Ho iniziato a suonare da bambino e chiaramente, tenendo conto dello scenario storico/politico di quegli anni, era quantomeno utopistico pensare di iscriversi ad un corso di musica. Non c’erano soldi e forse non c’erano neanche insegnanti preparati, così decisi di prendere lezioni per corrispondenza! Si, si… per corrispondenza! Un mio parente di Sanremo, di cui non ricordo neanche il nome, mi inviava a mezzo posta gli esercizi da fare ed io, con grande dedizione, passavo notti intere a studiare e cercare di migliorarmi. Successivamente ho perfezionato la mia preparazione tecnica e teorica, ma devo riconoscere che il mio stile e la mia personalità non hanno subito particolari influenze esterne, né mi sono mai ispirato ad un modello in particolare.
Che influenza ha avuto la sua famiglia, i suoi genitori nelle scelte che poi l’hanno portato ad essere il grande fisarmonicista che oggi conosciamo?
Sarò sempre riconoscente nei confronti dei miei genitori perché mi hanno assecondato e stimolato. Soprattutto mio padre, che ha sempre avuto una grandissima passione per la fisarmonica ed è come se in me esaudisse un desiderio che gli era stato negato dal destino. Mi incoraggiavano e, soprattutto, mi hanno consentito di fare della mia grande passione il mio lavoro, il mio futuro! E tenendo conto della crisi che c’era, due braccia forti rubate all’agricoltura non era cosa da poco.
Grazie ai successi ottenuti nella sua lunga carriera oggi le viene riconosciuto il grande merito di aver contribuito alla diffusione ed al consolidamento della conoscenza della fisarmonica. Quali cambiamenti ha vissuto questo strumento negli ultimi decenni?
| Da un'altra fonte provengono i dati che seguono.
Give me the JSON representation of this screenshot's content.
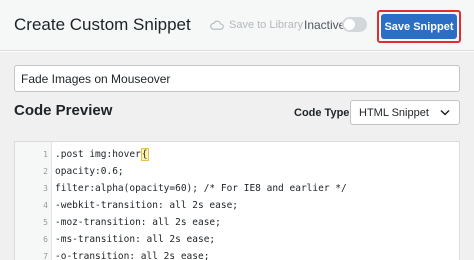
{
  "header": {
    "title": "Create Custom Snippet",
    "save_to_library": "Save to Library",
    "status_label": "Inactive",
    "active": false,
    "save_button": "Save Snippet"
  },
  "snippet": {
    "title_value": "Fade Images on Mouseover"
  },
  "code_preview": {
    "heading": "Code Preview",
    "code_type_label": "Code Type",
    "code_type_selected": "HTML Snippet",
    "lines": [
      {
        "num": "1",
        "text_before": ".post img:hover",
        "bracket": "{",
        "text_after": ""
      },
      {
        "num": "2",
        "text": "opacity:0.6;"
      },
      {
        "num": "3",
        "text": "filter:alpha(opacity=60); /* For IE8 and earlier */"
      },
      {
        "num": "4",
        "text": "-webkit-transition: all 2s ease;"
      },
      {
        "num": "5",
        "text": "-moz-transition: all 2s ease;"
      },
      {
        "num": "6",
        "text": "-ms-transition: all 2s ease;"
      },
      {
        "num": "7",
        "text": "-o-transition: all 2s ease;"
      }
    ]
  },
  "colors": {
    "accent": "#2b6ec6",
    "highlight_outline": "#e02d2d"
  },
  "icons": {
    "cloud": "cloud-icon",
    "chevron": "chevron-down-icon"
  }
}
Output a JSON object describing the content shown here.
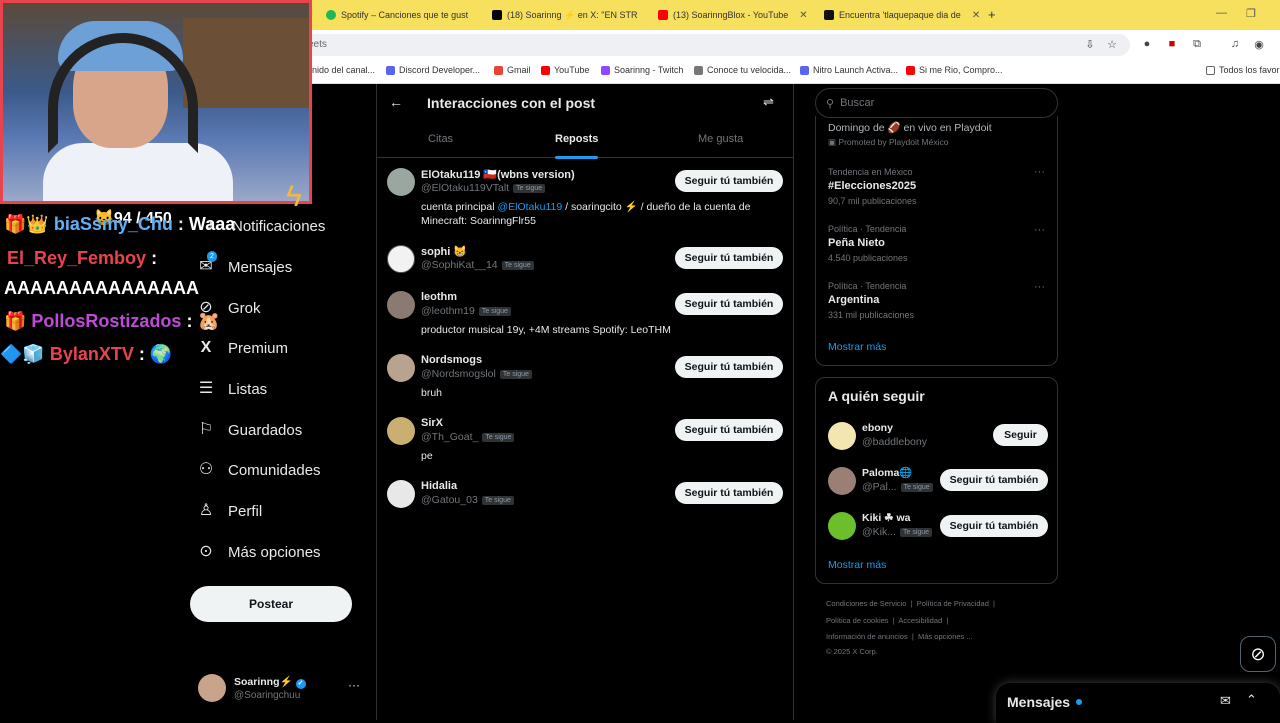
{
  "browser": {
    "tabs": [
      {
        "title": "Spotify – Canciones que te gust",
        "color": "#1db954"
      },
      {
        "title": "(18) Soarinng ⚡ en X: \"EN STR",
        "color": "#000000"
      },
      {
        "title": "(13) SoarinngBlox - YouTube",
        "color": "#ff0000"
      },
      {
        "title": "Encuentra 'tlaquepaque dia de",
        "color": "#111111"
      }
    ],
    "address": "eets",
    "bookmarks": [
      {
        "label": "nido del canal...",
        "color": "#888888"
      },
      {
        "label": "Discord Developer...",
        "color": "#5865f2"
      },
      {
        "label": "Gmail",
        "color": "#ea4335"
      },
      {
        "label": "YouTube",
        "color": "#ff0000"
      },
      {
        "label": "Soarinng - Twitch",
        "color": "#9146ff"
      },
      {
        "label": "Conoce tu velocida...",
        "color": "#777777"
      },
      {
        "label": "Nitro Launch Activa...",
        "color": "#5865f2"
      },
      {
        "label": "Si me Rio, Compro...",
        "color": "#ff0000"
      },
      {
        "label": "Todos los favori",
        "color": "#666666"
      }
    ]
  },
  "overlay": {
    "followers": "94 / 450",
    "chat": [
      {
        "name": "biaSsmy_Chu",
        "msg": "Waaa",
        "color": "#62b0f5"
      },
      {
        "name": "El_Rey_Femboy",
        "msg": ":",
        "color": "#e8444f"
      },
      {
        "name": "",
        "msg": "AAAAAAAAAAAAAAA",
        "color": "#ffffff"
      },
      {
        "name": "PollosRostizados",
        "msg": ":",
        "color": "#c04ad8"
      },
      {
        "name": "BylanXTV",
        "msg": ":",
        "color": "#e8444f"
      }
    ]
  },
  "nav": {
    "items": [
      {
        "label": "Notificaciones",
        "icon": "bell-icon",
        "glyph": "♪"
      },
      {
        "label": "Mensajes",
        "icon": "mail-icon",
        "glyph": "✉"
      },
      {
        "label": "Grok",
        "icon": "grok-icon",
        "glyph": "⊘"
      },
      {
        "label": "Premium",
        "icon": "x-logo-icon",
        "glyph": "𝕏"
      },
      {
        "label": "Listas",
        "icon": "list-icon",
        "glyph": "☰"
      },
      {
        "label": "Guardados",
        "icon": "bookmark-icon",
        "glyph": "⚑"
      },
      {
        "label": "Comunidades",
        "icon": "communities-icon",
        "glyph": "⚇"
      },
      {
        "label": "Perfil",
        "icon": "person-icon",
        "glyph": "☺"
      },
      {
        "label": "Más opciones",
        "icon": "more-circle-icon",
        "glyph": "⋯"
      }
    ],
    "messages_badge": "2",
    "post_button": "Postear",
    "account": {
      "name": "Soarinng⚡",
      "handle": "@Soaringchuu"
    }
  },
  "main": {
    "title": "Interacciones con el post",
    "tabs": [
      "Citas",
      "Reposts",
      "Me gusta"
    ],
    "active_tab": "Reposts",
    "follow_label": "Seguir tú también",
    "follows_you": "Te sigue",
    "users": [
      {
        "name": "ElOtaku119 🇨🇱(wbns version)",
        "handle": "@ElOtaku119VTalt",
        "bio_pre": "cuenta principal ",
        "bio_mention": "@ElOtaku119",
        "bio_post": " / soaringcito ⚡ / dueño de la cuenta de Minecraft: SoarinngFlr55",
        "avatar": "#9aa6a0"
      },
      {
        "name": "sophi 😸",
        "handle": "@SophiKat__14",
        "bio_pre": "",
        "bio_mention": "",
        "bio_post": "",
        "avatar": "#f2f2f2"
      },
      {
        "name": "leothm",
        "handle": "@leothm19",
        "bio_pre": "productor musical 19y, +4M streams Spotify: LeoTHM",
        "bio_mention": "",
        "bio_post": "",
        "avatar": "#8a7a72"
      },
      {
        "name": "Nordsmogs",
        "handle": "@Nordsmogslol",
        "bio_pre": "bruh",
        "bio_mention": "",
        "bio_post": "",
        "avatar": "#b9a38f"
      },
      {
        "name": "SirX",
        "handle": "@Th_Goat_",
        "bio_pre": "pe",
        "bio_mention": "",
        "bio_post": "",
        "avatar": "#c9b070"
      },
      {
        "name": "Hidalia",
        "handle": "@Gatou_03",
        "bio_pre": "",
        "bio_mention": "",
        "bio_post": "",
        "avatar": "#e8e8e8"
      }
    ]
  },
  "right": {
    "search_placeholder": "Buscar",
    "promo": {
      "title": "Domingo de 🏈 en vivo en Playdoit",
      "sub": "Promoted by Playdoit México"
    },
    "trends": [
      {
        "meta": "Tendencia en México",
        "name": "#Elecciones2025",
        "count": "90,7 mil publicaciones"
      },
      {
        "meta": "Política · Tendencia",
        "name": "Peña Nieto",
        "count": "4.540 publicaciones"
      },
      {
        "meta": "Política · Tendencia",
        "name": "Argentina",
        "count": "331 mil publicaciones"
      }
    ],
    "show_more": "Mostrar más",
    "who_to_follow": "A quién seguir",
    "suggestions": [
      {
        "name": "ebony",
        "handle": "@baddlebony",
        "button": "Seguir",
        "follows_you": "",
        "avatar": "#f4e6b0"
      },
      {
        "name": "Paloma🌐",
        "handle": "@Pal...",
        "button": "Seguir tú también",
        "follows_you": "Te sigue",
        "avatar": "#9a7f74"
      },
      {
        "name": "Kiki ☘ wa",
        "handle": "@Kik...",
        "button": "Seguir tú también",
        "follows_you": "Te sigue",
        "avatar": "#6bbf2a"
      }
    ],
    "footer": {
      "line1": [
        "Condiciones de Servicio",
        "Política de Privacidad"
      ],
      "line2": [
        "Política de cookies",
        "Accesibilidad"
      ],
      "line3": [
        "Información de anuncios",
        "Más opciones ..."
      ],
      "copyright": "© 2025 X Corp."
    },
    "messages_drawer": "Mensajes"
  }
}
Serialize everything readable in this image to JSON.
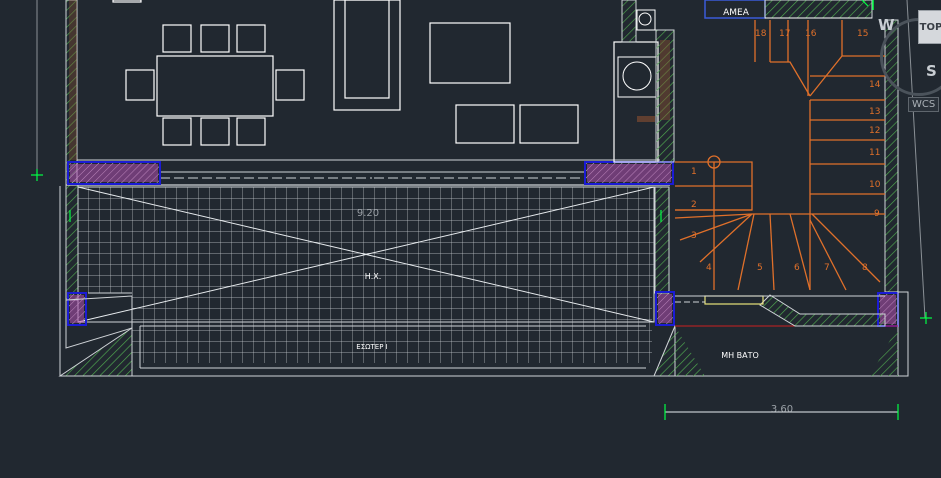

La fisarmonica è sempre stata considerata uno strumento prettamente popolare e per intere generazioni ha rappresentato una sorta di talismano capace di dispensare allegria e buon umore anche nei momenti più cupi. Con il passare degli anni lo strumento, già di per se molto complesso e sofisticato, ha subito delle migliorie tali da permetterne l’utilizzo in scenari completamente diversi da quelli esclusivamente folkloristici. Si sono succeduti tanti compositori e ognuno di loro ha portato qualcosa di nuovo e mi piace pensare di aver contribuito, anche se in minima parte, a questo processo di evoluzione e di consacrazione della fisarmonica.
Potrebbe raccontare ai nostri lettori alcuni episodi che hanno caratterizzato in modo particolare la sua formazione e la sua attività artistica? E quali sono stati i rapporti, ad esempio con altri musicisti o compositori, che hanno maggiormente influenzato la sua carriera?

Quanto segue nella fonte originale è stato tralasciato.